Logo Inilah Round Logo Inilah Letter

Find and Follow Us

Sabtu, 17 November 2018 | 13:42 WIB

Wall Street Tunggu Pemilu Paruh Waktu

Oleh : Wahid Ma'ruf | Selasa, 6 November 2018 | 20:41 WIB

Berita Terkait

Wall Street Tunggu Pemilu Paruh Waktu
(Foto: Istimewa)

INILAHCOM, New York - Saham-saham d Wall Street siap untuk mundur sedikit saat pemilihan tengah semester yang krusial sedang berlangsung.

Indeks saham berjangka AS pada Selasa melayang lebih rendah, ditetapkan untuk kerugian moderat menjelang pemilu paruh waktu yang dapat mengatur nada politik di Wall Street setidaknya selama dua tahun ke depan.

Berjangka untuk Dow Jones Industrial Average YMZ8, -0,16% turun 55 poin, atau 0,2%, di 25.403. Untuk indeks S & P 500 ESZ8, -0,20% turun 5,4 poin menjadi 2,734, penurunan 0,2%. Sementara Kontrak berjangka Nasdaq-100 NQZ8, -0,25% turun 0,3%, atau 19,25 poin, pada 6.929.

Pada hari Senin, Dow DJIA, + 0,76% naik 190,87 poin menjadi 25.466,70, naik 0,8%, dan S & P 500 SPX, + 0,56% bertambah 15,25 poin, atau 0,6%, berakhir pada 2.738,31. Nasdaq Composite Index COMP, -0,38% sementara itu, turun 28,14 poin, atau 0,4%, menjadi 7.328,85, seperti mengutip marketwatch.com.

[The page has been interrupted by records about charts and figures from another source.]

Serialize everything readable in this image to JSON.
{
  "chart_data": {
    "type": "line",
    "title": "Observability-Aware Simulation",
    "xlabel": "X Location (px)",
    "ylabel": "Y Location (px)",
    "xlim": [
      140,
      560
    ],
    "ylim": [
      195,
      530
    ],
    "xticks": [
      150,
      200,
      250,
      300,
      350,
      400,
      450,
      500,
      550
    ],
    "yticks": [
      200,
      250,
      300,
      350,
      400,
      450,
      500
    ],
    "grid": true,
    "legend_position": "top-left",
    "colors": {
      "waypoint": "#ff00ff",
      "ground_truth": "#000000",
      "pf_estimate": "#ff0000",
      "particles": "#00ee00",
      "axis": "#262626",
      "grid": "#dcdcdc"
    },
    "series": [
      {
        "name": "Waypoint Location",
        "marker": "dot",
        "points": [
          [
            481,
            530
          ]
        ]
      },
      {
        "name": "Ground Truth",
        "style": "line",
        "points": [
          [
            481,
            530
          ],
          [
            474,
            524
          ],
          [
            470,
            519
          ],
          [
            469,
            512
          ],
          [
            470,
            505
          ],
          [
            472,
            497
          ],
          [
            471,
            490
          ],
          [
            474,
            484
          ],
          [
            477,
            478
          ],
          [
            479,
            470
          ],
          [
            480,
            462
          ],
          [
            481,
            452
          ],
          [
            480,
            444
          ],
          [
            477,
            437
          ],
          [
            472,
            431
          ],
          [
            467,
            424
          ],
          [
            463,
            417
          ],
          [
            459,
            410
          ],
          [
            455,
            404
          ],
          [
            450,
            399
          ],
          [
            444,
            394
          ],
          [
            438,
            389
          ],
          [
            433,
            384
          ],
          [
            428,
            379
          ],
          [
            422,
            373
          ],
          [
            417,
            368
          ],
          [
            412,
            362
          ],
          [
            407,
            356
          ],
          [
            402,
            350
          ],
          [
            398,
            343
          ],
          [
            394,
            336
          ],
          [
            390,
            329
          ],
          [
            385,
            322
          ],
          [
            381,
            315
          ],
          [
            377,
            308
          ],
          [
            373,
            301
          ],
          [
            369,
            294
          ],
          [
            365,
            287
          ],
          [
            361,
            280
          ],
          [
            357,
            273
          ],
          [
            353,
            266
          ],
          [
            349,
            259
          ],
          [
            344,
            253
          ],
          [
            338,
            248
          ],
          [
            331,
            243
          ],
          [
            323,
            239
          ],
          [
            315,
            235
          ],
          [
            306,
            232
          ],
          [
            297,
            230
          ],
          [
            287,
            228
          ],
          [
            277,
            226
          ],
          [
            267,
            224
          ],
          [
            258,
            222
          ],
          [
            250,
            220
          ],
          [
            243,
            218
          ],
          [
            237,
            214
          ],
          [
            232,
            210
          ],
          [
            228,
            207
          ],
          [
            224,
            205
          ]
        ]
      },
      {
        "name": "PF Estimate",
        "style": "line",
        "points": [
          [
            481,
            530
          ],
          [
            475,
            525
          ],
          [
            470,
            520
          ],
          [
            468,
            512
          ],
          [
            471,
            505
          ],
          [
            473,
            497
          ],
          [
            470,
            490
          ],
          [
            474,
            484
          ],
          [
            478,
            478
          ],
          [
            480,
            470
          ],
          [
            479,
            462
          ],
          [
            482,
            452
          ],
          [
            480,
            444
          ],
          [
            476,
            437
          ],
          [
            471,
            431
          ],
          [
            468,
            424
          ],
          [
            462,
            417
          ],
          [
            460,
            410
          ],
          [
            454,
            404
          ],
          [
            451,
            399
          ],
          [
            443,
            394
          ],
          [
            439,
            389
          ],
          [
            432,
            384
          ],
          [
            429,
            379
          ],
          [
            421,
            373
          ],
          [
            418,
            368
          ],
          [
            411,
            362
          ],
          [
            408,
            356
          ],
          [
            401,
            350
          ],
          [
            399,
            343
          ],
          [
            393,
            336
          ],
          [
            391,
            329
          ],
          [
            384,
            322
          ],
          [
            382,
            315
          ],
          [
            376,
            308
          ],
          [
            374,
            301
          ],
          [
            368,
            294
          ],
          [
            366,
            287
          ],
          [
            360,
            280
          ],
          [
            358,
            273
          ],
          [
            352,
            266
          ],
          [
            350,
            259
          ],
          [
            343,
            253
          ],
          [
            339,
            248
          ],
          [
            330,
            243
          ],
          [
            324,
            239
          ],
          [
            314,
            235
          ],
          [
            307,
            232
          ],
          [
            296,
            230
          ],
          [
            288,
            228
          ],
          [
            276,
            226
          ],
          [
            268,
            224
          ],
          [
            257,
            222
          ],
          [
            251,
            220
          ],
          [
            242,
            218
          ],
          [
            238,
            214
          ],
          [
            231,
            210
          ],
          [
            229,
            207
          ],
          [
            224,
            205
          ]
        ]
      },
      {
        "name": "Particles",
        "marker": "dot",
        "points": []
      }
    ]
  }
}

Pemilu paruh waktu, yang diharapkan untuk melihat Demokrat mengambil kendali DPR dan Republik mempertahankan cengkeraman Senat, sedang berlangsung dan hasilnya bisa memiliki implikasi untuk agenda legislatif Presiden Donald Trump.

Dalam jajak pendapat Wall Street Journal / NBC News akhir pekan lalu yang dikeluarkan Minggu, Demokrat memegang 7 poin persentase pada pertanyaan tentang partai mana yang harus mengendalikan Kongres berikutnya.

Hasil yang paling mungkin dari pemilu adalah kemacetan politik, yang secara historis positif bagi investor, tetapi dapat mencegah ekspektasi untuk investasi infrastruktur dan deregulasi lebih lanjut yang dapat membantu mengangkat saham perusahaan keuangan.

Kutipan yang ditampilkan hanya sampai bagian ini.